Making Your Home a Safe Haven
Laying a secure foundation for children in times of uncertainty.
Posted March 18, 2020
For families in America and around the world, these are unprecedented times. People are being asked to engage in “social distancing” to help stay safe. Parents are being asked to keep children at home as schools are canceled, and restaurants, museums, stores, and other forms of entertainment are temporarily closed. As your family hunkers down, now is the time to make your home feel like a place of safety and comfort.
Here are some key considerations in laying a secure foundation for your children.
Start by Acknowledging the Issue
Parents must both acknowledge that this is a difficult time and that there may be a natural tendency for increased tension in the home. Parents and teens alike may be nervous about what’s going on in the world. Tension increases when people are nervous and many of us tend to take our frustration out on loved ones. To top it all off, people generally like their space. So, when they don’t have as much space as they’re used to, it may become an additional source of tension. That’s why now is the time to model resilience, to show flexibility, and to tap into the power and strength of family connections.
Be Intentional in Creating Peace in Your Home
When you’re stressed, it is natural to reach out and “vent” to people you love. But when modeling how to get through stressful times, you have to be intentional because there are forces that are out of your control.
Resilience is about taking control of that which you can. Take advantage of this time at home together to teach about the importance of family. Talk to your kids honestly. Say, “The world is spinning right now. For that reason, we are going to make our family and our home a safe haven. That means we’re going to go out of our way to be kinder and gentler. We’re going to draw strength from each other. We’re going to talk about how we love and care about each other. And we’re going to let those little things go that sometimes get on our nerves. We are going to create peace in our house, and we’ll get through this together.”
Model Emotions for Your Kids
Children and adolescents watch their parents’ actions closely. They may gain their sense of safety from what they witness. But it's not only our words that are meaningful. It's also the tone and body language that accompanies those words. What that means is that if you're trying to create a safe haven at home -— a calm amidst a storm -— you might need to first create a private space for yourself to express your own concerns and emotions. You do this so that when you are with your children, you can convey the calm that usually comes after you’ve let out your own feelings.
Let Teens Express Their Feelings
It’s normal for tweens and teens (adults too!) to express anger, confusion, or fear about constantly changing situations, plans being altered, or events being canceled. Remind them they are resilient – that they will make it past these challenges. Don’t belittle their emotions. Hear them out. Don’t tell them, “It’s not that bad.” Instead say, "I know this is frustrating but we’re going to get through this." Don’t say, “It’s not important to talk with your friends. There are bigger things going on!” Instead consider asking them, "How can you stay connected with your friends during this time?" Just as adults are having online work meetings, encourage your teens to stay in touch with friends and family by phone or the internet. Honor their disappointments. And let them know this situation is temporary.
This is a chance to model that emotions are good and healthy. If your kids are anxious, use this as an opportunity to hear them out and to keep in mind that anxiety may be about the unknown. If you hear them begin to catastrophize, creating the worst-case scenarios in their minds, remind them to live in the moment and gain all the information they can.
Use Information to Help Curb Anxiety
Accurate information can reduce anxious feelings.
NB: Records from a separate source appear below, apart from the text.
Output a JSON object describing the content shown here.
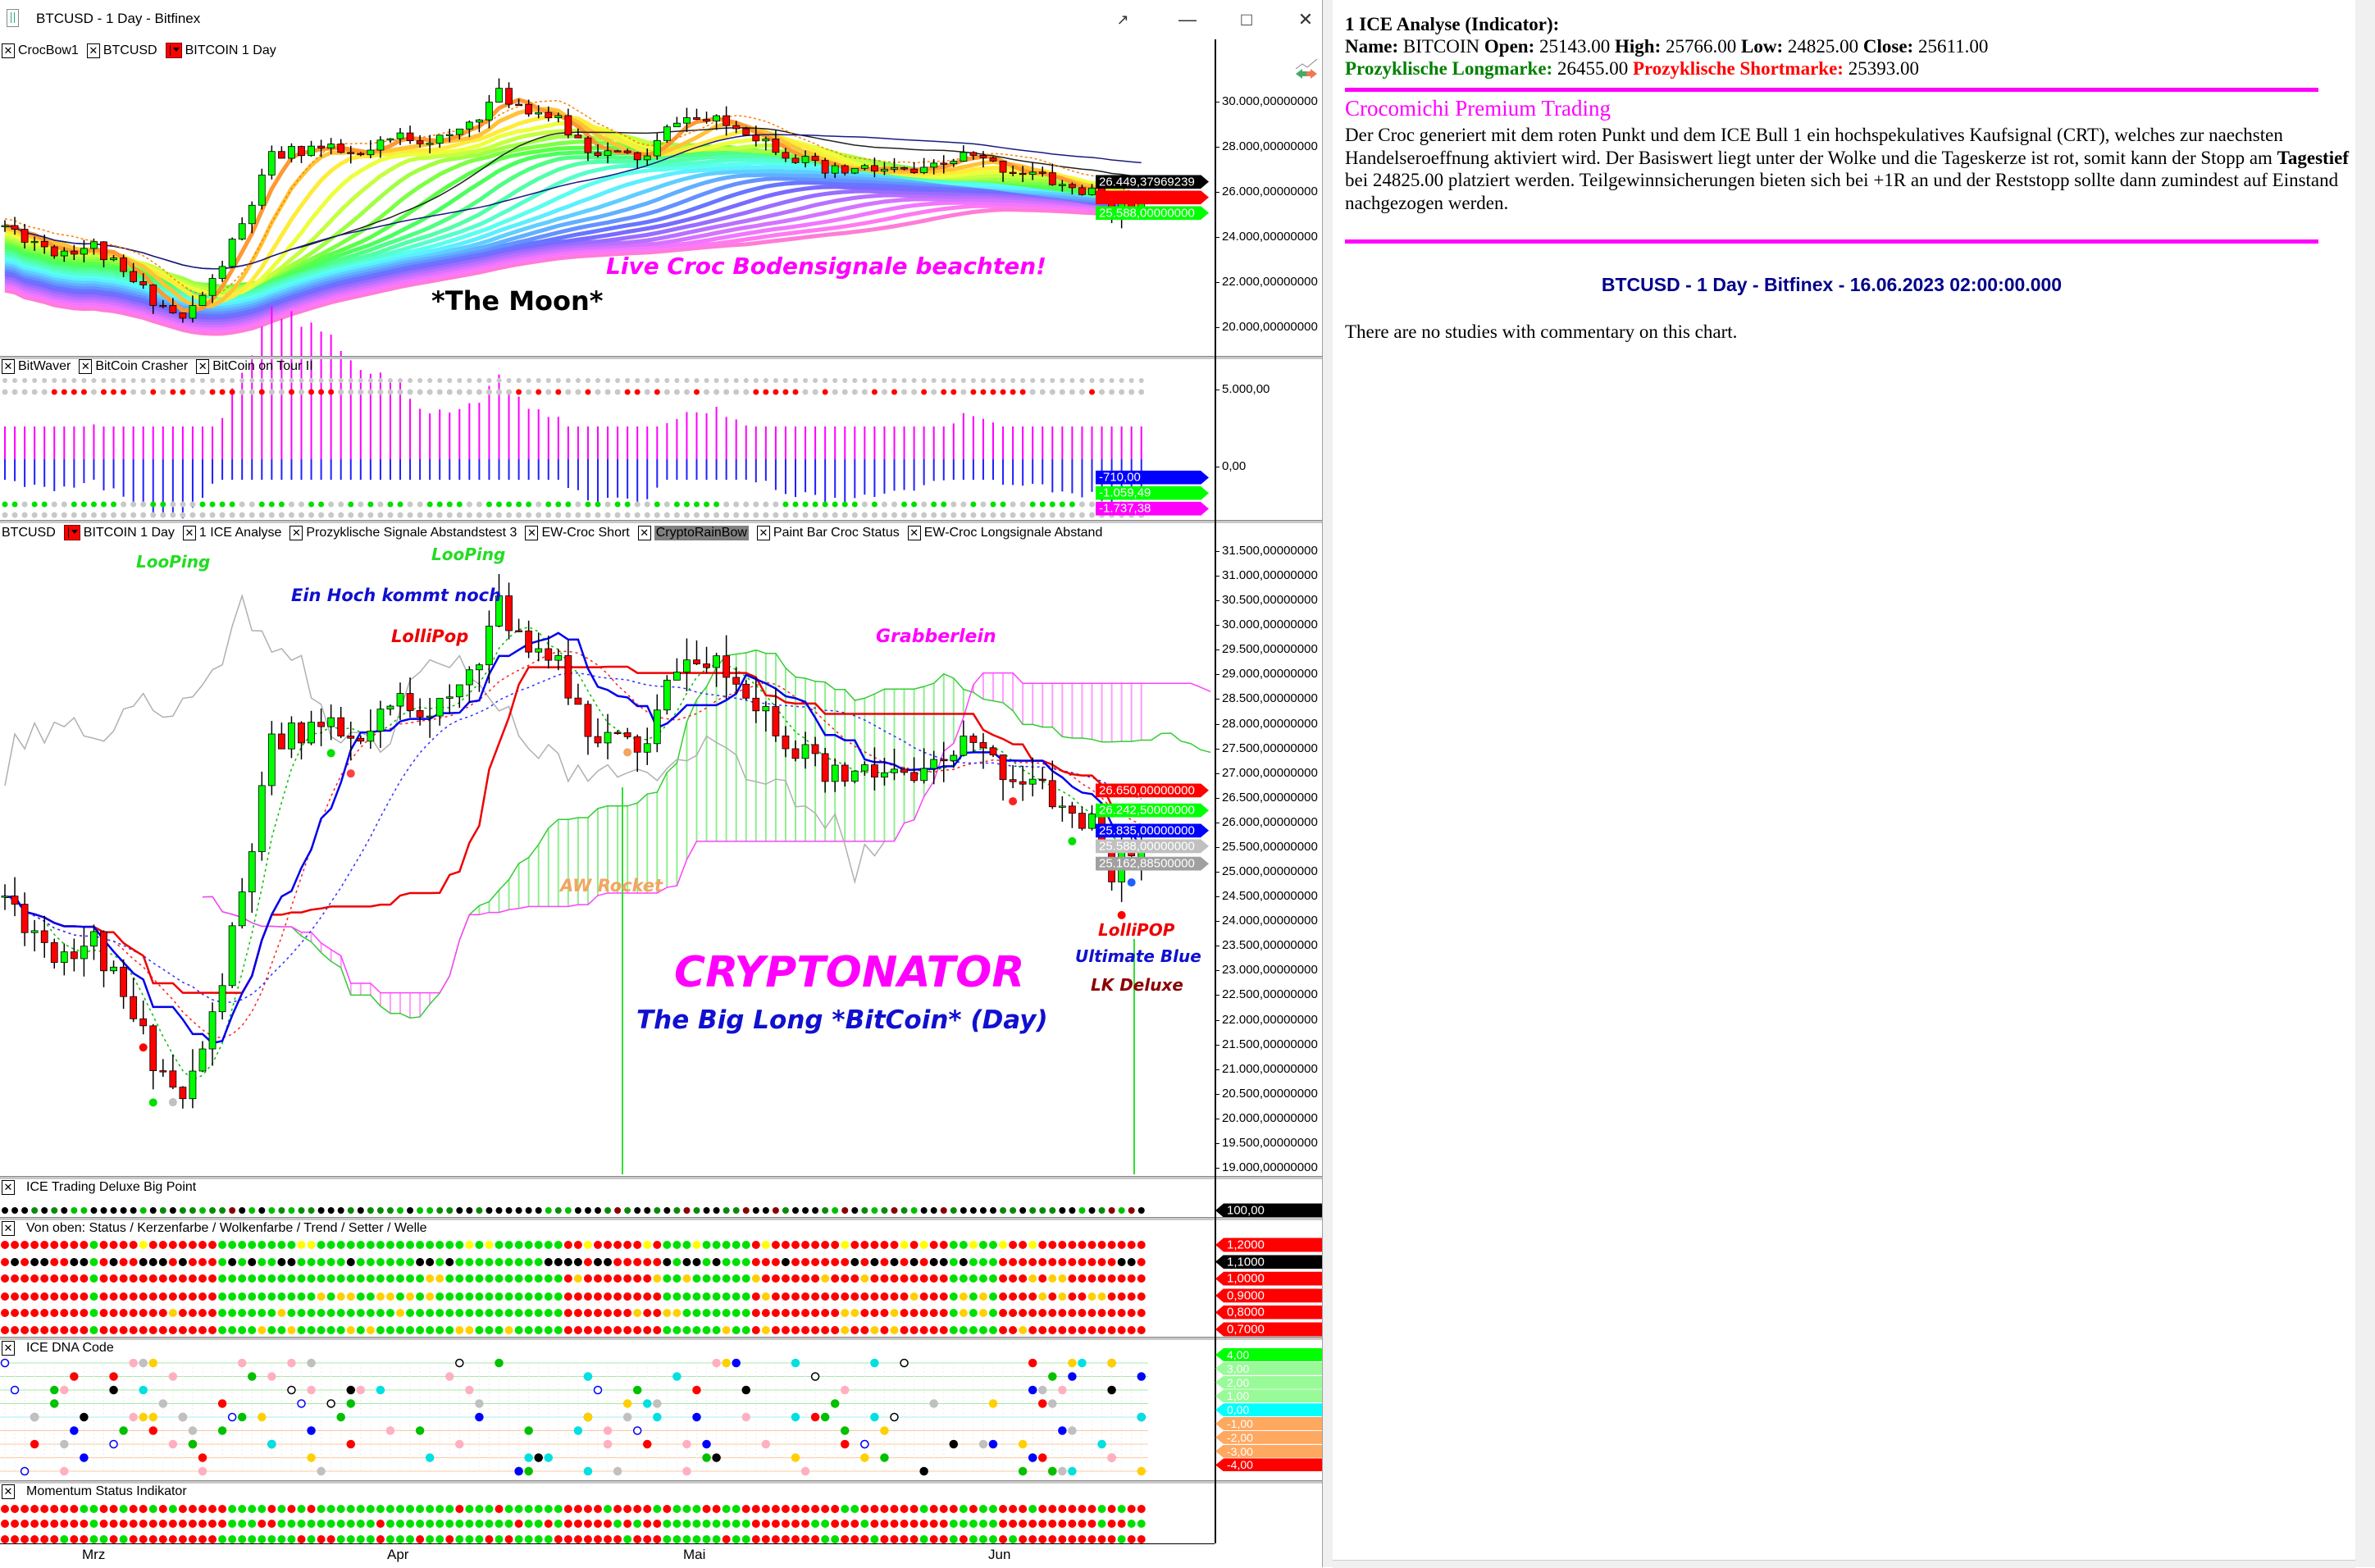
{
  "window": {
    "title": "BTCUSD - 1 Day - Bitfinex"
  },
  "top_pane": {
    "legend": [
      {
        "label": "CrocBow1",
        "kind": "close"
      },
      {
        "label": "BTCUSD",
        "kind": "close"
      },
      {
        "label": "BITCOIN  1 Day",
        "kind": "color"
      }
    ],
    "axis": [
      "30.000,00000000",
      "28.000,00000000",
      "26.000,00000000",
      "24.000,00000000",
      "22.000,00000000",
      "20.000,00000000"
    ],
    "tags": [
      {
        "text": "26.449,37969239",
        "bg": "#000000",
        "fg": "#ffffff",
        "value": 26449.38
      },
      {
        "text": "",
        "bg": "#ff0000",
        "fg": "#ffffff",
        "value": 25940
      },
      {
        "text": "25.588,00000000",
        "bg": "#00ff00",
        "fg": "#ffffff",
        "value": 25588
      }
    ],
    "annotations": {
      "bodensignale": "Live Croc Bodensignale beachten!",
      "moon": "*The Moon*"
    }
  },
  "osc_pane": {
    "legend": [
      {
        "label": "BitWaver",
        "kind": "close"
      },
      {
        "label": "BitCoin Crasher",
        "kind": "close"
      },
      {
        "label": "BitCoin on Tour II",
        "kind": "close"
      }
    ],
    "axis": [
      "5.000,00",
      "0,00"
    ],
    "tags": [
      {
        "text": "-710,00",
        "bg": "#0000ff",
        "fg": "#ffffff",
        "value": -710
      },
      {
        "text": "-1.059,49",
        "bg": "#00ff00",
        "fg": "#ffffff",
        "value": -1059.49
      },
      {
        "text": "-1.737,38",
        "bg": "#ff00ff",
        "fg": "#ffffff",
        "value": -1737.38
      }
    ]
  },
  "main_pane": {
    "legend": [
      {
        "label": "BTCUSD",
        "kind": "none"
      },
      {
        "label": "BITCOIN  1 Day",
        "kind": "color"
      },
      {
        "label": "1 ICE Analyse",
        "kind": "close"
      },
      {
        "label": "Prozyklische Signale Abstandstest 3",
        "kind": "close"
      },
      {
        "label": "EW-Croc Short",
        "kind": "close"
      },
      {
        "label": "CryptoRainBow",
        "kind": "close-highlight"
      },
      {
        "label": "Paint Bar Croc Status",
        "kind": "close"
      },
      {
        "label": "EW-Croc Longsignale Abstand",
        "kind": "close"
      }
    ],
    "axis": [
      "31.500,00000000",
      "31.000,00000000",
      "30.500,00000000",
      "30.000,00000000",
      "29.500,00000000",
      "29.000,00000000",
      "28.500,00000000",
      "28.000,00000000",
      "27.500,00000000",
      "27.000,00000000",
      "26.500,00000000",
      "26.000,00000000",
      "25.500,00000000",
      "25.000,00000000",
      "24.500,00000000",
      "24.000,00000000",
      "23.500,00000000",
      "23.000,00000000",
      "22.500,00000000",
      "22.000,00000000",
      "21.500,00000000",
      "21.000,00000000",
      "20.500,00000000",
      "20.000,00000000",
      "19.500,00000000",
      "19.000,00000000"
    ],
    "tags": [
      {
        "text": "26.650,00000000",
        "bg": "#ff0000",
        "fg": "#ffffff",
        "value": 26650
      },
      {
        "text": "26.242,50000000",
        "bg": "#00ff00",
        "fg": "#ffffff",
        "value": 26242.5
      },
      {
        "text": "25.835,00000000",
        "bg": "#0000ff",
        "fg": "#ffffff",
        "value": 25835
      },
      {
        "text": "25.588,00000000",
        "bg": "#c0c0c0",
        "fg": "#ffffff",
        "value": 25588
      },
      {
        "text": "25.162,88500000",
        "bg": "#a0a0a0",
        "fg": "#ffffff",
        "value": 25162.885
      }
    ],
    "annotations": {
      "looping_1": "LooPing",
      "looping_2": "LooPing",
      "ein_hoch": "Ein Hoch kommt noch",
      "lollipop": "LolliPop",
      "grabberlein": "Grabberlein",
      "aw_rocket": "AW Rocket",
      "cryptonator": "CRYPTONATOR",
      "big_long": "The Big Long *BitCoin* (Day)",
      "lollipop_2": "LolliPOP",
      "ultimate_blue": "Ultimate Blue",
      "lk_deluxe": "LK Deluxe"
    }
  },
  "bigpoint_pane": {
    "legend": "ICE Trading Deluxe Big Point",
    "tags": [
      {
        "text": "100,00",
        "bg": "#000000",
        "fg": "#ffffff"
      }
    ]
  },
  "status_pane": {
    "legend": "Von oben: Status / Kerzenfarbe / Wolkenfarbe / Trend / Setter / Welle",
    "tags": [
      {
        "text": "1,2000",
        "bg": "#ff0000",
        "fg": "#ffffff"
      },
      {
        "text": "1,1000",
        "bg": "#000000",
        "fg": "#ffffff"
      },
      {
        "text": "1,0000",
        "bg": "#ff0000",
        "fg": "#ffffff"
      },
      {
        "text": "0,9000",
        "bg": "#ff0000",
        "fg": "#ffffff"
      },
      {
        "text": "0,8000",
        "bg": "#ff0000",
        "fg": "#ffffff"
      },
      {
        "text": "0,7000",
        "bg": "#ff0000",
        "fg": "#ffffff"
      }
    ]
  },
  "dna_pane": {
    "legend": "ICE DNA Code",
    "tags": [
      {
        "text": "4,00",
        "bg": "#00ff00",
        "fg": "#ffffff"
      },
      {
        "text": "3,00",
        "bg": "#98fb98",
        "fg": "#ffffff"
      },
      {
        "text": "2,00",
        "bg": "#98fb98",
        "fg": "#ffffff"
      },
      {
        "text": "1,00",
        "bg": "#98fb98",
        "fg": "#ffffff"
      },
      {
        "text": "0,00",
        "bg": "#00ffff",
        "fg": "#ffffff"
      },
      {
        "text": "-1,00",
        "bg": "#ffa860",
        "fg": "#ffffff"
      },
      {
        "text": "-2,00",
        "bg": "#ffa860",
        "fg": "#ffffff"
      },
      {
        "text": "-3,00",
        "bg": "#ffa860",
        "fg": "#ffffff"
      },
      {
        "text": "-4,00",
        "bg": "#ff0000",
        "fg": "#ffffff"
      }
    ]
  },
  "momentum_pane": {
    "legend": "Momentum Status Indikator"
  },
  "x_axis": [
    "Mrz",
    "Apr",
    "Mai",
    "Jun"
  ],
  "colors": {
    "up": "#00ff00",
    "down": "#ff0000",
    "accent": "#ff00ff"
  },
  "analysis": {
    "heading": "1 ICE Analyse (Indicator):",
    "name_label": "Name:",
    "name": "BITCOIN",
    "open_label": "Open:",
    "open": "25143.00",
    "high_label": "High:",
    "high": "25766.00",
    "low_label": "Low:",
    "low": "24825.00",
    "close_label": "Close:",
    "close": "25611.00",
    "long_label": "Prozyklische Longmarke:",
    "long": "26455.00",
    "short_label": "Prozyklische Shortmarke:",
    "short": "25393.00",
    "premium_title": "Crocomichi Premium Trading",
    "text_1": "Der Croc generiert mit dem roten Punkt und dem ICE Bull 1 ein hochspekulatives Kaufsignal (CRT), welches zur naechsten Handelseroeffnung aktiviert wird. Der Basiswert liegt unter der Wolke und die Tageskerze ist rot, somit kann der Stopp am ",
    "text_bold": "Tagestief",
    "text_2": " bei 24825.00 platziert werden. Teilgewinnsicherungen bieten sich bei +1R an und der Reststopp sollte dann zumindest auf Einstand nachgezogen werden.",
    "chart_title": "BTCUSD - 1 Day - Bitfinex - 16.06.2023 02:00:00.000",
    "no_studies": "There are no studies with commentary on this chart."
  }
}
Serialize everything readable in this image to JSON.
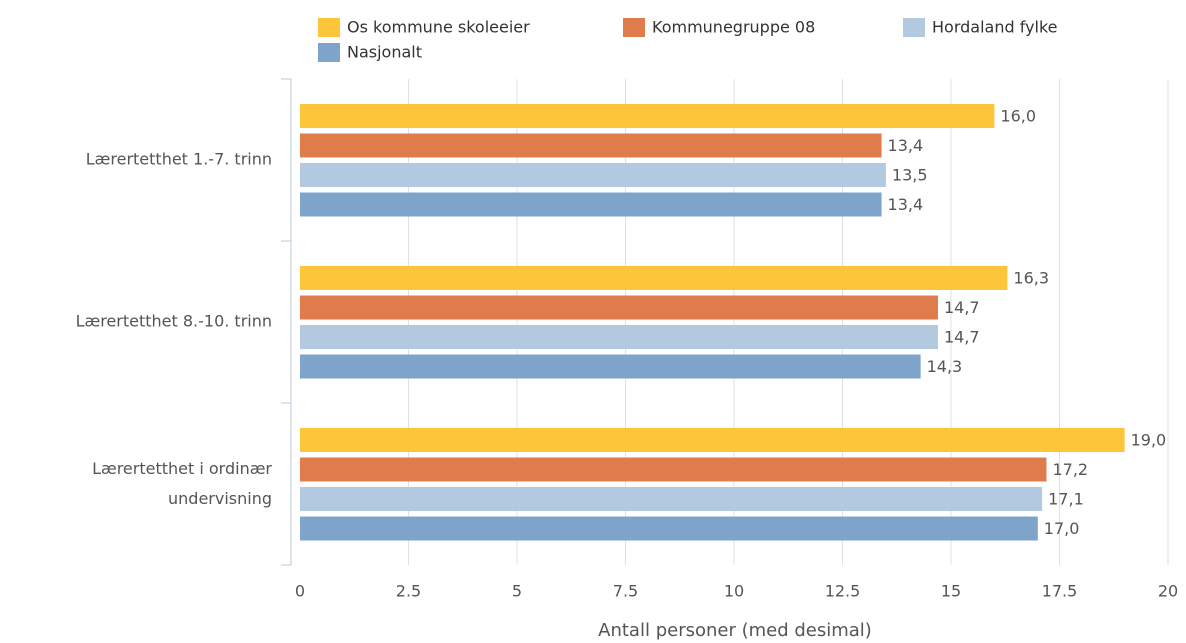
{
  "chart_data": {
    "type": "hbar",
    "categories": [
      "Lærertetthet 1.-7. trinn",
      "Lærertetthet 8.-10. trinn",
      "Lærertetthet i ordinær undervisning"
    ],
    "series": [
      {
        "name": "Os kommune skoleeier",
        "color": "#fdc53a",
        "values": [
          16.0,
          16.3,
          19.0
        ],
        "value_labels": [
          "16,0",
          "16,3",
          "19,0"
        ]
      },
      {
        "name": "Kommunegruppe 08",
        "color": "#e07c4c",
        "values": [
          13.4,
          14.7,
          17.2
        ],
        "value_labels": [
          "13,4",
          "14,7",
          "17,2"
        ]
      },
      {
        "name": "Hordaland fylke",
        "color": "#b3c9e0",
        "values": [
          13.5,
          14.7,
          17.1
        ],
        "value_labels": [
          "13,5",
          "14,7",
          "17,1"
        ]
      },
      {
        "name": "Nasjonalt",
        "color": "#7fa4cc",
        "values": [
          13.4,
          14.3,
          17.0
        ],
        "value_labels": [
          "13,4",
          "14,3",
          "17,0"
        ]
      }
    ],
    "xlabel": "Antall personer (med desimal)",
    "xlim": [
      0,
      20
    ],
    "xticks": [
      0,
      2.5,
      5,
      7.5,
      10,
      12.5,
      15,
      17.5,
      20
    ],
    "grid": true
  }
}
Use the time together at home as a chance to talk with your child about the importance of credible information. In times of crisis and extreme stress, there’s often disinformation and inaccurate or sensationalized hype.
Start a conversation by saying, "Let's find out what's accurate right now. Let's go to a source that we know we can trust." Not only will this enable you to get the information but you’ll model this lifelong protective behavior at the same time. Don’t keep your TV tuned into the news 24 hours a day. Instead, limit your check-ins to a few times a day. Consider looking at credible sources such as the CDC website, your public health website, or other local government sites.
Teach Children to Protect the Vulnerable
While you are maintaining your safe haven at home, there’s an opportunity to teach about those outside the home. We must protect the vulnerable within our communities. Work together to consider how to support those people who may need focused attention in your area. They may include the elderly, those with chronic diseases, and others.
Check in to make sure they are okay. Call them on the phone, email them, or visit them while talking outside the home. Start with the people in your neighborhood or block. Help make sure they are taken care of and well-stocked with food and medicine. If you have extra supplies, consider dropping some of them off on your neighbor’s doorstep or at a local shelter. Help your children to know that in stressful times there is nothing more powerful or protective than human connection.
In these uncertain times, thoughtfully strive to make your home feel safe and secure. This will lead to meaningful engagement together as a family now and prepare your children with a critical lesson that will serve them throughout their lives.
Remember that laughter, hope, and kindness are healing.